Austin has always loved Richard Florida, largely because in The Rise of the Creative Class, he had so much sugar for us. He told us what we were already telling any Fortune reporter with a notebook. Namely, that our city’s particular economic kismet (?) was nearly inevitable when software geeks and film hipsters are allowed the graze each other like so many molecules in a petri dish. I took no issue with Florida’s conclusions. It was just that the book seemed like it wanted to be a magazine article.
I have a precisely inverted reaction to Florida’s recent Atlantic cover story, “How the Crash Will Reshape America.” In it, we the molecules are back, and 40 or so worldwide “mega-regions” are and will remain the most productive places for us to crash into one another.
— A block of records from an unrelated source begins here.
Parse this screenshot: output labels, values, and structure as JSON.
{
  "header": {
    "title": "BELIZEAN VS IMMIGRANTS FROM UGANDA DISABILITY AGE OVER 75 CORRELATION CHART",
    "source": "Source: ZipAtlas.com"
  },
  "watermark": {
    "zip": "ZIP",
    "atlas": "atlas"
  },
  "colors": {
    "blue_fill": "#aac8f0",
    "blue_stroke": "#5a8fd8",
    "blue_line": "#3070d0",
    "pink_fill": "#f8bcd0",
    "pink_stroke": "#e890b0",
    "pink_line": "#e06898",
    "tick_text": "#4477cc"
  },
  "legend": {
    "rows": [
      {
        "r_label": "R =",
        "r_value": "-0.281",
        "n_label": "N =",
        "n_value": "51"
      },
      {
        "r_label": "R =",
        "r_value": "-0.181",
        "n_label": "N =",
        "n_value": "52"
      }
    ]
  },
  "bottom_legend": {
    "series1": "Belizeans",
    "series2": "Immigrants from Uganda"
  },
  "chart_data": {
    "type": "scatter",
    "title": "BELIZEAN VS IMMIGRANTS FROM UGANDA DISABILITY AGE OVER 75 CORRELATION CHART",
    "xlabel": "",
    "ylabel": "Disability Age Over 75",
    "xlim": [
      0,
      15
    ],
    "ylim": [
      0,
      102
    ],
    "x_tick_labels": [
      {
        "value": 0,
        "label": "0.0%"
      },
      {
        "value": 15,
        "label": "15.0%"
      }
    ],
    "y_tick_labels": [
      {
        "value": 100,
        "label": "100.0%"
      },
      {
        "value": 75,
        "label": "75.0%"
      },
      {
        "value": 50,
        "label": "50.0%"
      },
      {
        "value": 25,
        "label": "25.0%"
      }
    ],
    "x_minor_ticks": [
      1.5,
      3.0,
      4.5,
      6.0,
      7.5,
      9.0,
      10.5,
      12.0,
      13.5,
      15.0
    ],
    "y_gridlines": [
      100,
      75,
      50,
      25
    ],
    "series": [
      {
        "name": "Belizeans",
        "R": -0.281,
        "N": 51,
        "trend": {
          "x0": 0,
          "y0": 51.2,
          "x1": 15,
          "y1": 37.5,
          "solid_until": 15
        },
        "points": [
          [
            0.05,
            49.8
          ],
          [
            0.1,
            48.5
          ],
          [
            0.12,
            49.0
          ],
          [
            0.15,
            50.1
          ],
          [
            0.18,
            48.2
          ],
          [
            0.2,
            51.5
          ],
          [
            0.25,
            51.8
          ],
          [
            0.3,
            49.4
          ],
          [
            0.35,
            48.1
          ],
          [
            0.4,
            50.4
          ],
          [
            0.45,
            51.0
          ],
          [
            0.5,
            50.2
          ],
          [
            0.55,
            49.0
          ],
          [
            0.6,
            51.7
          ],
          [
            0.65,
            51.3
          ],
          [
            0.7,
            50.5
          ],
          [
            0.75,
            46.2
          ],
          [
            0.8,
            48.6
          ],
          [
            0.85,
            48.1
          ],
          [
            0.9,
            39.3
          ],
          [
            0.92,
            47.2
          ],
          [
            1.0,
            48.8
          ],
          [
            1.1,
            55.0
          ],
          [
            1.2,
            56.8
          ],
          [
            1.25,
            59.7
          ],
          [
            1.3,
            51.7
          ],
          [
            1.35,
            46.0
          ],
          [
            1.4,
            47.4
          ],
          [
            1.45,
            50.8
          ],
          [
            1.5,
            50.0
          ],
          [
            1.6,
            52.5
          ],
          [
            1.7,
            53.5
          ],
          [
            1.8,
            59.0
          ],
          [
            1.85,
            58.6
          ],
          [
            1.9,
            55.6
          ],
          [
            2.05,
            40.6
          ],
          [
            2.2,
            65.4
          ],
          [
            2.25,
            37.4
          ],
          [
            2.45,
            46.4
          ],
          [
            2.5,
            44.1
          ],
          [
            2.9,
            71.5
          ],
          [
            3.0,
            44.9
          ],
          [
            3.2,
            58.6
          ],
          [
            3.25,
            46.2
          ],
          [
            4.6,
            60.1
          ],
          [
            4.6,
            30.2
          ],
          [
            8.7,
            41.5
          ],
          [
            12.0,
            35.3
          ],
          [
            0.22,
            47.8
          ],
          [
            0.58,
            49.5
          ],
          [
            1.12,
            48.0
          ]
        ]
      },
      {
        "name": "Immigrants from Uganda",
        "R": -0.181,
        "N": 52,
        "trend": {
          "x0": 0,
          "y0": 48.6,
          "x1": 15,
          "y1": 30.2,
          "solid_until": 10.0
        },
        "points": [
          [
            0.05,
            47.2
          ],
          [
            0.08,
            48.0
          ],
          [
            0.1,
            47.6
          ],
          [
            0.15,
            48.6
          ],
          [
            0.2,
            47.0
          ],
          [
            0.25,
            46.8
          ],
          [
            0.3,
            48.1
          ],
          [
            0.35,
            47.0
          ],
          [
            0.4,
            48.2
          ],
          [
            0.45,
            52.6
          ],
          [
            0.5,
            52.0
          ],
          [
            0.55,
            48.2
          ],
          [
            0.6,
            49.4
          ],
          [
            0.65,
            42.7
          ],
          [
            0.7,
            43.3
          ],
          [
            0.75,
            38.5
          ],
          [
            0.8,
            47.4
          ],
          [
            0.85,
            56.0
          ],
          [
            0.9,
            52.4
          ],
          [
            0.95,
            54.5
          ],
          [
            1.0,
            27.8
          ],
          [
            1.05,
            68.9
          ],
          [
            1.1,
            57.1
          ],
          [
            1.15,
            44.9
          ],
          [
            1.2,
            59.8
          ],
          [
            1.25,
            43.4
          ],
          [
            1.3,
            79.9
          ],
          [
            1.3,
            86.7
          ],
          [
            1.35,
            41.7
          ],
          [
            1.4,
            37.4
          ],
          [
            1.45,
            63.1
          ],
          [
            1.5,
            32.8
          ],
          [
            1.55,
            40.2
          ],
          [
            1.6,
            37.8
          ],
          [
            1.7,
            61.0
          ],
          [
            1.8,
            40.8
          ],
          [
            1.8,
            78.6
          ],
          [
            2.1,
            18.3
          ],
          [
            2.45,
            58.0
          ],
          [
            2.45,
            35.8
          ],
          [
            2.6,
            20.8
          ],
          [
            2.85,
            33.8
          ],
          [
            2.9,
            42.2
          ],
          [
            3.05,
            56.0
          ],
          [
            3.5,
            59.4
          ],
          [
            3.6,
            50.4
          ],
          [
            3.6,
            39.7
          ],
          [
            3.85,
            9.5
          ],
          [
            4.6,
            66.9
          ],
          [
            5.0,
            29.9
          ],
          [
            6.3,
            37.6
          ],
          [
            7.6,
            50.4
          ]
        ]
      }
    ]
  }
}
And although none of his conclusions is a shocker (e.g. home ownership in America has been over-encouraged; the Rust Belt will continue to rust; New York will come out of the financial mess just fine while the Inland Empire will not), together they suggest increasingly dystopic patterns of economic development . With themes of this size, Florida is almost certainly is planning a book to “show his work.” I’ll bite.
Oh, and while I was on the Atlantic site (truly one of the best in the serious journalism business) I was reminded of Christopher Leinberger’s eerily prescient article from March 2008 about the coming slummification of many suburbs.
Double oh. Check out the interactive map that goes with the Florida piece. This is the journalistic stuff that brings a tear to my eye and a song to my heart.
February 15, 2009 at 8:26 pm |
John,
Good post. The two most striking things I take away from the maps are (1) why hasn’t Austin kept up with Salt Lake City on the patents… that’s the story of that map. And (2) if you look at the population map from, say, 1970 - today what’s most surprising to me is that it isn’t surprising at all… unless you expected some major shift. That is, except New Orleans. Look at the circle shrink. It’s scary, like looking at some map of Olde England during the plague years.